IBM Tuesday gave its blade servers a boost by offering
integrated Layer 2-7 Ethernet switching from Nortel Networks in its
BladeCenter product.


The Armonk, N.Y., company is offering customers a significant boost from its previous
BladeCenter devices, which it said relied on Level 2 switching to get data
packets to the appropriate receivers. The Nortel Networks Layer 2-7 GbE
Switch includes routing, application health checking, network and
application load balancing and embedded security.

Layer 2-7 Ethernet switching, however, not only pipes data to the correct
parties, but looks inside the data packet and sees who it is coming from,
said Tim Dougherty, director of IBM eServer BladeCenter products. This, he
said, allows the system to prioritize who the most important senders or
receivers of information are, and apply the proper load balancing to make
sure the network runs efficiently.


Dougherty said the inclusion of these features cut customer costs by as much
as 65 percent in some cases, because they do not need to buy additional
software to provide the capabilities the new switching provides.


This higher level of intelligence in switching also makes it easier for the
network to defend against an intruder attack because it is more aware than
basic Level 2 switching, which may generate the same problem over and over
again.

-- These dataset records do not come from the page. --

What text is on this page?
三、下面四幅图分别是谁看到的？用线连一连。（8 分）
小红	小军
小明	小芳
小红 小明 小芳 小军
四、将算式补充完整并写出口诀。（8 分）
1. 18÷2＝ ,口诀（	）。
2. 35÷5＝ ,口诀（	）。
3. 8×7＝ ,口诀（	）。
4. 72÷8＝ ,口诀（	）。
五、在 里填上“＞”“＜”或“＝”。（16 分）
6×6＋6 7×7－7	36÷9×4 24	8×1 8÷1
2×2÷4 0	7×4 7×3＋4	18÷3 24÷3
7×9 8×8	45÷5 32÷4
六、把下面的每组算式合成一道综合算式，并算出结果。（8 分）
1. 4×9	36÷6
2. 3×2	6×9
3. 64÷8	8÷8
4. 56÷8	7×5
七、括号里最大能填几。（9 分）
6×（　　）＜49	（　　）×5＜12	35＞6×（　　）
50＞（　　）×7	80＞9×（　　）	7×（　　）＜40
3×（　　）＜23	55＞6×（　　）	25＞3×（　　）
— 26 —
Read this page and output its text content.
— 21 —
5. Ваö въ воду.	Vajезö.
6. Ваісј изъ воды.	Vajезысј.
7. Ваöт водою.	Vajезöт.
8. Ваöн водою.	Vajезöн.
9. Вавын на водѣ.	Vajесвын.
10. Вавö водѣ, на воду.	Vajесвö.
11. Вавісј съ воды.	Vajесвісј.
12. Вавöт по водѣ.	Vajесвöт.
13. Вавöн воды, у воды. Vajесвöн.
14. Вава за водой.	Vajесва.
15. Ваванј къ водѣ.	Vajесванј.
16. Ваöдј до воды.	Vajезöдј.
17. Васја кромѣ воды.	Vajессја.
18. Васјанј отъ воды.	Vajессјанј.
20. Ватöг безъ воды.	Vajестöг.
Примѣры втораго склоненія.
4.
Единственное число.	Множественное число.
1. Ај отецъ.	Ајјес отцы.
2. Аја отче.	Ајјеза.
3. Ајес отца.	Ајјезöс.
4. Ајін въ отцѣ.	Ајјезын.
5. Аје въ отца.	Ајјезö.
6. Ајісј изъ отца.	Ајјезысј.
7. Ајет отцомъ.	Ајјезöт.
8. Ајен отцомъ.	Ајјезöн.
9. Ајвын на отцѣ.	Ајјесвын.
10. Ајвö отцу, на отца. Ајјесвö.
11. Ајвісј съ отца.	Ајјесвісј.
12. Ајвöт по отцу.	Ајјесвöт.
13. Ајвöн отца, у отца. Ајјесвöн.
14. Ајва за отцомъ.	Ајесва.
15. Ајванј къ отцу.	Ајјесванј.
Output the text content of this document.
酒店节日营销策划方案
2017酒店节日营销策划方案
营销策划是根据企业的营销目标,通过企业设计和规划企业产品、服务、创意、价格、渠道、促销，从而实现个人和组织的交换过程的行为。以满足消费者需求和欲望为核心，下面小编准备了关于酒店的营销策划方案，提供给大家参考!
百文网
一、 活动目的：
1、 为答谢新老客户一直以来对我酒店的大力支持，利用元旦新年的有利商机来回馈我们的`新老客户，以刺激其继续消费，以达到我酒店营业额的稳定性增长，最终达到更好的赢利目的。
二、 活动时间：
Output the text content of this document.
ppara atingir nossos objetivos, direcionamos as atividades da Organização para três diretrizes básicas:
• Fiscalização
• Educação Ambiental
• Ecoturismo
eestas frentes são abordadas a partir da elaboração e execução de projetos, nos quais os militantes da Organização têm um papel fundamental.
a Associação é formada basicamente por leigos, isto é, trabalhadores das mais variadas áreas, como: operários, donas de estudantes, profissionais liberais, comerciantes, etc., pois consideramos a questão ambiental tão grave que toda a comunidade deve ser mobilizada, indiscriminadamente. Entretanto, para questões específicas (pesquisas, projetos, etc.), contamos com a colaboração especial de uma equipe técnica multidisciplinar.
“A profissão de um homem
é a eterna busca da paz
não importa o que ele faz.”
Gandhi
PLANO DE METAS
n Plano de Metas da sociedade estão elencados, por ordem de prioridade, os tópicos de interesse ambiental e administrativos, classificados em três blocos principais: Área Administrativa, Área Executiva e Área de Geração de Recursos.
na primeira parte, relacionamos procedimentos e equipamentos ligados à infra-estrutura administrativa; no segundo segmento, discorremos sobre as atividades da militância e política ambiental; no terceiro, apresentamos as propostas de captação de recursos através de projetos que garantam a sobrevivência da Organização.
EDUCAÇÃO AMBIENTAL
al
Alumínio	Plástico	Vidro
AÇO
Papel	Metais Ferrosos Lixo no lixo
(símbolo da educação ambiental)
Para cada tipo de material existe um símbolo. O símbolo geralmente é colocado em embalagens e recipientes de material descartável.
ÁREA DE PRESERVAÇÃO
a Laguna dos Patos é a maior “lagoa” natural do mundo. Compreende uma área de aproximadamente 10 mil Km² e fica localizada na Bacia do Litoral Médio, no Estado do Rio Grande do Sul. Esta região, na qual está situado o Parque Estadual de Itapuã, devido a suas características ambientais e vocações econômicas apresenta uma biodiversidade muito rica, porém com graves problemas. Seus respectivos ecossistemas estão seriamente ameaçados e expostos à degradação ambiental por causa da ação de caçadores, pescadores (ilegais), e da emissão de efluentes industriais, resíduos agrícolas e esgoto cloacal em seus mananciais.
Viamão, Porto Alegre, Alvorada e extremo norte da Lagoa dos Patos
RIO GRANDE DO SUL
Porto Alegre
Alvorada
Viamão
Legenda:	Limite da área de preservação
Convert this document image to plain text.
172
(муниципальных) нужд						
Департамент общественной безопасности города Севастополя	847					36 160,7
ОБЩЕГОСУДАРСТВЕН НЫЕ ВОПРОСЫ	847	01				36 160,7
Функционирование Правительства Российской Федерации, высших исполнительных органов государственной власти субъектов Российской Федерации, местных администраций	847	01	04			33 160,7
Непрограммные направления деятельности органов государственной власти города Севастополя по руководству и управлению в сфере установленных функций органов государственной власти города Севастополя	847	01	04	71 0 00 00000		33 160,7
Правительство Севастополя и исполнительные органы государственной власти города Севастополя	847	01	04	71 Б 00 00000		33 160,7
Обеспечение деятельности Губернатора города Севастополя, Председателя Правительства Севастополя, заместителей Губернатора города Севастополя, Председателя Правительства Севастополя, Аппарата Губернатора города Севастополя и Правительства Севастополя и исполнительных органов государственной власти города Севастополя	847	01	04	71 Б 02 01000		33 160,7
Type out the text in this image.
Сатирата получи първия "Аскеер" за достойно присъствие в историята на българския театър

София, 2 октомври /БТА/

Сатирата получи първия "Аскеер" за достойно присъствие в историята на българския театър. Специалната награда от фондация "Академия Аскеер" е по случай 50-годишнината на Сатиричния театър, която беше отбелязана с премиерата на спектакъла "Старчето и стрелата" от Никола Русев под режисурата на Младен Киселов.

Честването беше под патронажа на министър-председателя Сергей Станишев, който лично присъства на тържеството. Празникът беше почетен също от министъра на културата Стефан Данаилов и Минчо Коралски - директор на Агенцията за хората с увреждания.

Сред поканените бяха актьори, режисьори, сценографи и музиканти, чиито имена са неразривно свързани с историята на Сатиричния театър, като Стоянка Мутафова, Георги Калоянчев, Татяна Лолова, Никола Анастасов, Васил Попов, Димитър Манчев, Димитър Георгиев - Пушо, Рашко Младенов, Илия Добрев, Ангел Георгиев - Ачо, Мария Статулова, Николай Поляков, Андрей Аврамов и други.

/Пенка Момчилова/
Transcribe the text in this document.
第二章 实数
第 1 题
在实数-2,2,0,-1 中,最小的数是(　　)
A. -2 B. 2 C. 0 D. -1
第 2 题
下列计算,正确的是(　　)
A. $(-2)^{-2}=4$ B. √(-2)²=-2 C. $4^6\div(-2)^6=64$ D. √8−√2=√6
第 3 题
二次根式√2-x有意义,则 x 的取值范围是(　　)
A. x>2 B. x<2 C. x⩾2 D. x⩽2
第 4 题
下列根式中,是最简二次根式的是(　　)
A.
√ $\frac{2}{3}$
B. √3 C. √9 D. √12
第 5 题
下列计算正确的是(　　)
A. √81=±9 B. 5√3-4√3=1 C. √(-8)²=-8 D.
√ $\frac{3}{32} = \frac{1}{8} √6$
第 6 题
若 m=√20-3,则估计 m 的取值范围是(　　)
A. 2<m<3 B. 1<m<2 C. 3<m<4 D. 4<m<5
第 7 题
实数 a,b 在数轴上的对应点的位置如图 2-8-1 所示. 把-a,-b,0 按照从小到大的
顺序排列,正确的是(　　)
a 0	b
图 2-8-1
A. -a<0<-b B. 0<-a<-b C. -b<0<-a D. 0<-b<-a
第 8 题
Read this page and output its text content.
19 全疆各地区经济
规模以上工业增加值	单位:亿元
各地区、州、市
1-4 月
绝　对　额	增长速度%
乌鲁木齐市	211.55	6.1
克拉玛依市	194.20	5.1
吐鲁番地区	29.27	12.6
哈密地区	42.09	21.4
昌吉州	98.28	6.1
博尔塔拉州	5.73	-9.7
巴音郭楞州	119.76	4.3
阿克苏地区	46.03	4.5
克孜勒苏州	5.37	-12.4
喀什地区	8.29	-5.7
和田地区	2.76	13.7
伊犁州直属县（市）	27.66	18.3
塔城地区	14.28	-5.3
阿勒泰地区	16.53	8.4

Level 2-7 switching, Dougherty told internetnews.com, gives
administrators indications that someone is trying to attack the system.


“The whole idea is to make data transfer as simple as possible in an
environment with more sophisticated technology,” Dougherty said. “It’s all
about helping the customer reduce infrastructure and giving them
capabilities in the a smaller form factor that were previously only
available on mainframes or other external boxes.”


The new BladeCenter is also a boon to IBM’s on-demand strategy, Dougherty
said, as it lets customers adapt to unpredictable workloads and business
demands that change on the fly.


Dougherty said IBM is the first vendor to bring this to bear in a market
where HP, Sun Microsystems and several niche players such as Egenera and RLX
Technologies compete.


In IDC’s latest worldwide server report, IBM had 30.4 percent of the market
as measured by sales in the recent quarter, with HP remaining atop the world
in total server shipments at 30.8 percent. HP also held the market share
lead by sales and shipments for fast growing server segments, such as
blades, with HP ProLiant BL blade servers leading in worldwide revenue and
shipments for the x86 server blades market, with a 31 percent of unit
shipments and 32.9 percent of revenue for the quarter.


With Level 2-7 switching, IBM hopes to swing the balance in its favor.


IBM also unveiled the Myrinet Cluster Expansion Card and the BladeCenter
Optical Pass-thru Module, which offer a high-availability interconnect for
High Performance Technical Computing and other cluster-computing
applications. These options integrate directly into BladeCenter.